I store my medication in a wooden cupboard under the TV with opaque doors. So for your medication to last longer, store them in a cool, dark place away from the sun and heat.

6. Bonus: Store Liquid Medications in the Fridge Once Opened

The only time that you should be storing your medication in the fridge is if the medicine is a liquid one without it’s own set of preservatives. Liquid compounds in food are less stable and more susceptible to bacteria growth. So in order to reduce bacteria growth over time, store them in the fridge at a cool temperature to have them last longer. When storing them in the fridge, store them in the main area of the fridge where the shelves are and keep them away from the doors. Fridge doors tend to have a less consistent temperature compared to those on the shelf especially when we open the fridge several times a day to retrieve or store things in there.
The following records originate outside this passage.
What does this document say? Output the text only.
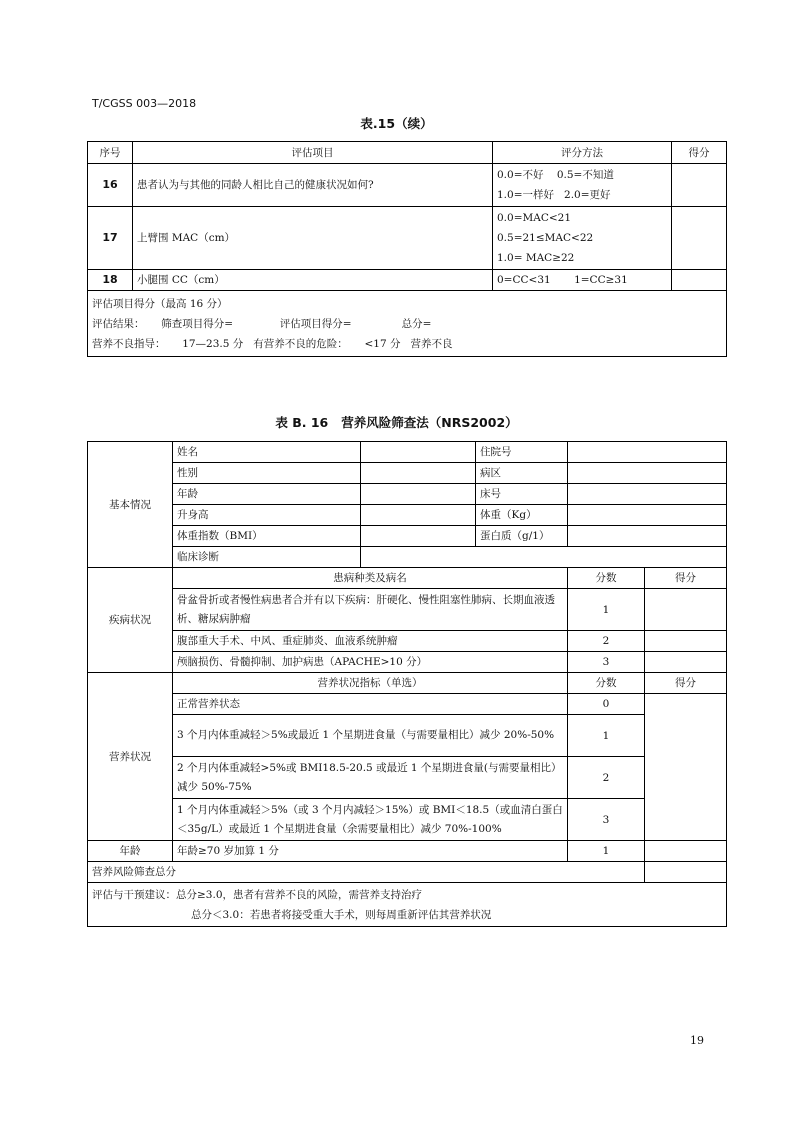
T/CGSS 003—2018
表.15（续）
序号	评估项目	评分方法	得分
16	患者认为与其他的同龄人相比自己的健康状况如何?	0.0=不好    0.5=不知道
1.0=一样好   2.0=更好	

17	上臂围 MAC（cm）	0.0=MAC<21
0.5=21≤MAC<22
1.0= MAC≥22	

18	小腿围 CC（cm）	0=CC<31       1=CC≥31	

评估项目得分（最高 16 分）
评估结果：     筛查项目得分=              评估项目得分=               总分=
营养不良指导：     17—23.5 分   有营养不良的危险：     <17 分   营养不良			
表 B. 16   营养风险筛查法（NRS2002）
基本情况	姓名		住院号		
	性别		病区		
	年龄		床号		
	升身高		体重（Kg）		
	体重指数（BMI）		蛋白质（g/1）		
	临床诊断				
疾病状况	患病种类及病名			分数	得分
	骨盆骨折或者慢性病患者合并有以下疾病：肝硬化、慢性阻塞性肺病、长期血液透析、糖尿病肿瘤			1	
	腹部重大手术、中风、重症肺炎、血液系统肿瘤			2	
	颅脑损伤、骨髓抑制、加护病患（APACHE>10 分）			3	
营养状况	营养状况指标（单选）			分数	得分
	正常营养状态			0	
	3 个月内体重减轻＞5%或最近 1 个星期进食量（与需要量相比）减少 20%-50%			1	
	2 个月内体重减轻>5%或 BMI18.5-20.5 或最近 1 个星期进食量(与需要量相比）减少 50%-75%			2	
	1 个月内体重减轻＞5%（或 3 个月内减轻＞15%）或 BMI＜18.5（或血清白蛋白＜35g/L）或最近 1 个星期进食量（余需要量相比）减少 70%-100%			3	
年龄	年龄≥70 岁加算 1 分			1	
营养风险筛查总分					

评估与干预建议：总分≥3.0，患者有营养不良的风险，需营养支持治疗
总分＜3.0：若患者将接受重大手术，则每周重新评估其营养状况					
19
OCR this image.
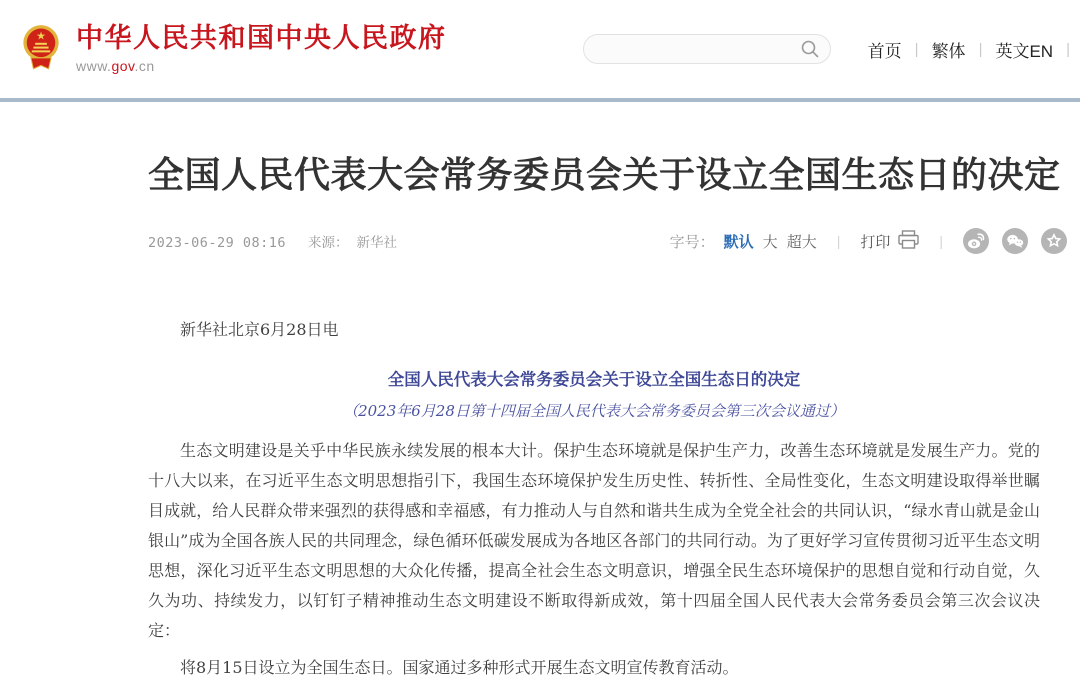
★ 中华人民共和国中央人民政府
www.gov.cn
首页 | 繁体 | 英文EN |
全国人民代表大会常务委员会关于设立全国生态日的决定
2023-06-29 08:16 来源： 新华社	字号： 默认 大 超大	|	打印	|

新华社北京6月28日电

全国人民代表大会常务委员会关于设立全国生态日的决定

（2023年6月28日第十四届全国人民代表大会常务委员会第三次会议通过）

生态文明建设是关乎中华民族永续发展的根本大计。保护生态环境就是保护生产力，改善生态环境就是发展生产力。党的十八大以来，在习近平生态文明思想指引下，我国生态环境保护发生历史性、转折性、全局性变化，生态文明建设取得举世瞩目成就，给人民群众带来强烈的获得感和幸福感，有力推动人与自然和谐共生成为全党全社会的共同认识，“绿水青山就是金山银山”成为全国各族人民的共同理念，绿色循环低碳发展成为各地区各部门的共同行动。为了更好学习宣传贯彻习近平生态文明思想，深化习近平生态文明思想的大众化传播，提高全社会生态文明意识，增强全民生态环境保护的思想自觉和行动自觉，久久为功、持续发力，以钉钉子精神推动生态文明建设不断取得新成效，第十四届全国人民代表大会常务委员会第三次会议决定：

将8月15日设立为全国生态日。国家通过多种形式开展生态文明宣传教育活动。
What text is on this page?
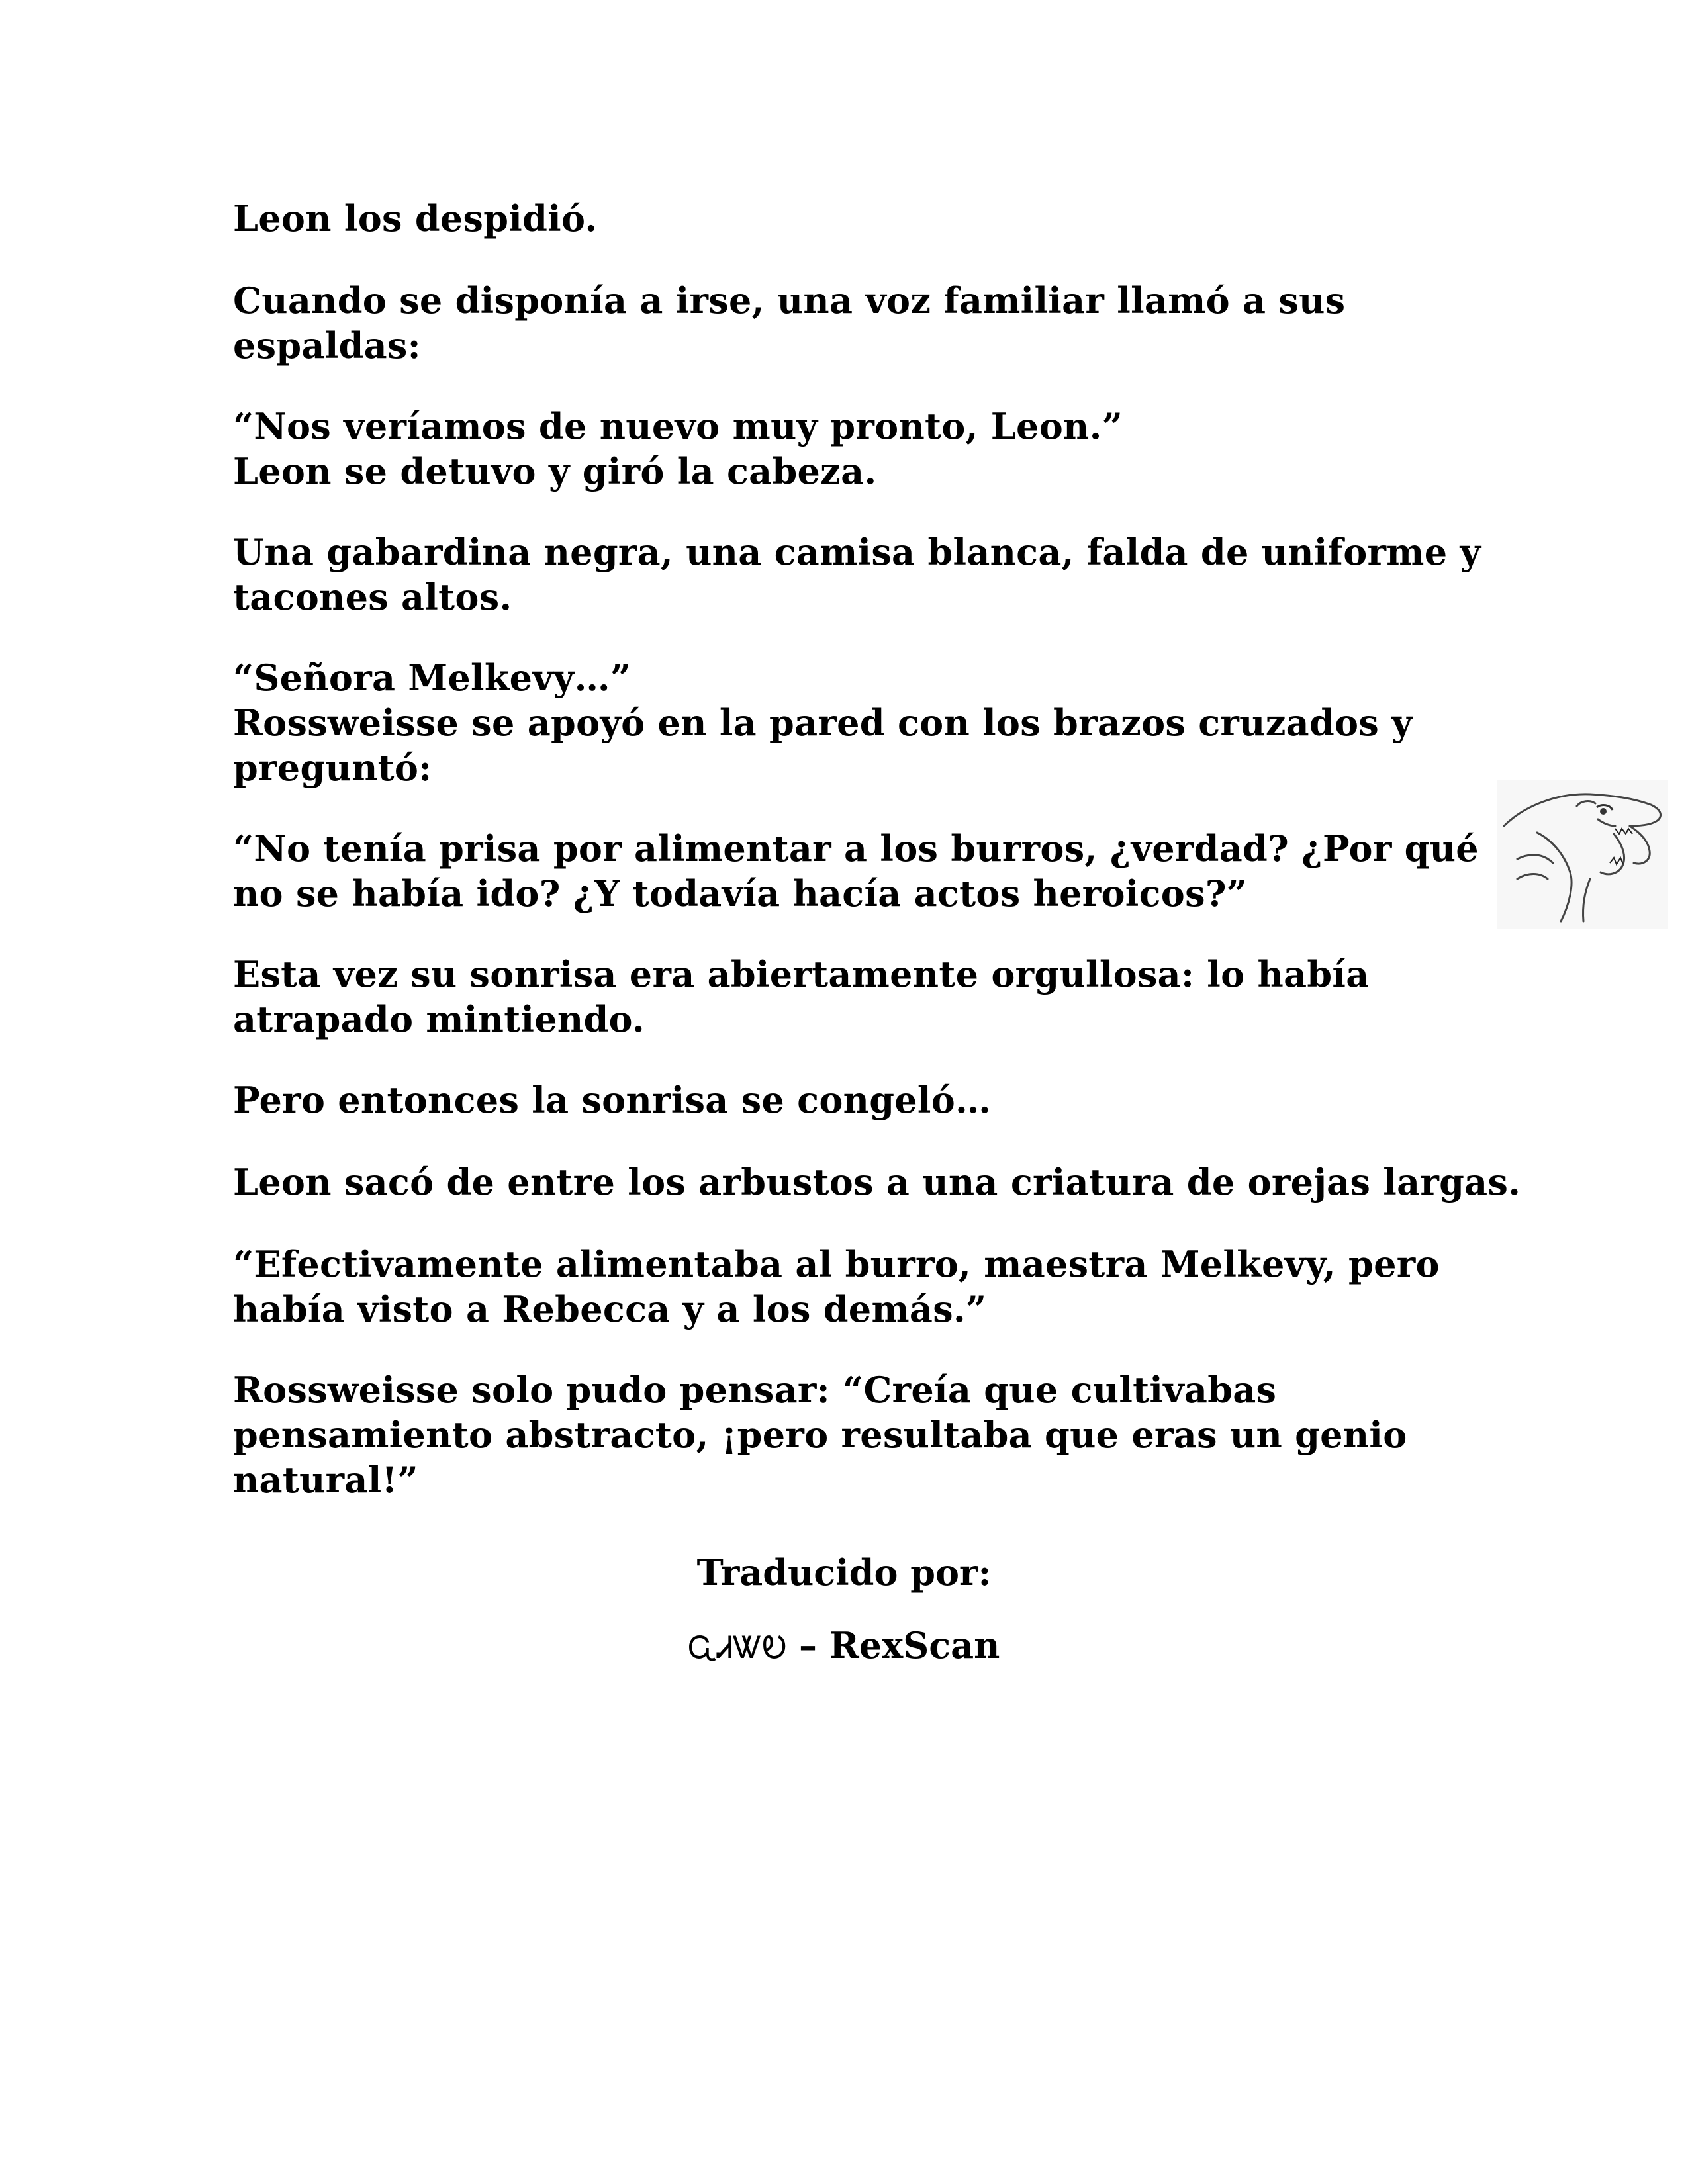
Leon los despidió.

Cuando se disponía a irse, una voz familiar llamó a sus
espaldas:

“Nos veríamos de nuevo muy pronto, Leon.”
Leon se detuvo y giró la cabeza.

Una gabardina negra, una camisa blanca, falda de uniforme y
tacones altos.

“Señora Melkevy…”
Rossweisse se apoyó en la pared con los brazos cruzados y
preguntó:

“No tenía prisa por alimentar a los burros, ¿verdad? ¿Por qué
no se había ido? ¿Y todavía hacía actos heroicos?”

Esta vez su sonrisa era abiertamente orgullosa: lo había
atrapado mintiendo.

Pero entonces la sonrisa se congeló…

Leon sacó de entre los arbustos a una criatura de orejas largas.

“Efectivamente alimentaba al burro, maestra Melkevy, pero
había visto a Rebecca y a los demás.”

Rossweisse solo pudo pensar: “Creía que cultivabas
pensamiento abstracto, ¡pero resultaba que eras un genio
natural!”

Traducido por:
ᏩᏗᏔᎧ – RexScan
Also for those of us who choose to ignore expiry dates, it is best to toss liquid medication once they have reached their expiry dates or look damaged and no longer than that.

In Conclusion…

With all medication, please store them in a safe place away from young children who may mistake these colourful pills for sweets.

Medication is something that all of us need and will use from time to time, so its best to organize and sort our medicine accordingly so that we can easily retrieve them when we need it, while being assured that they are safe for consumption in our time of need.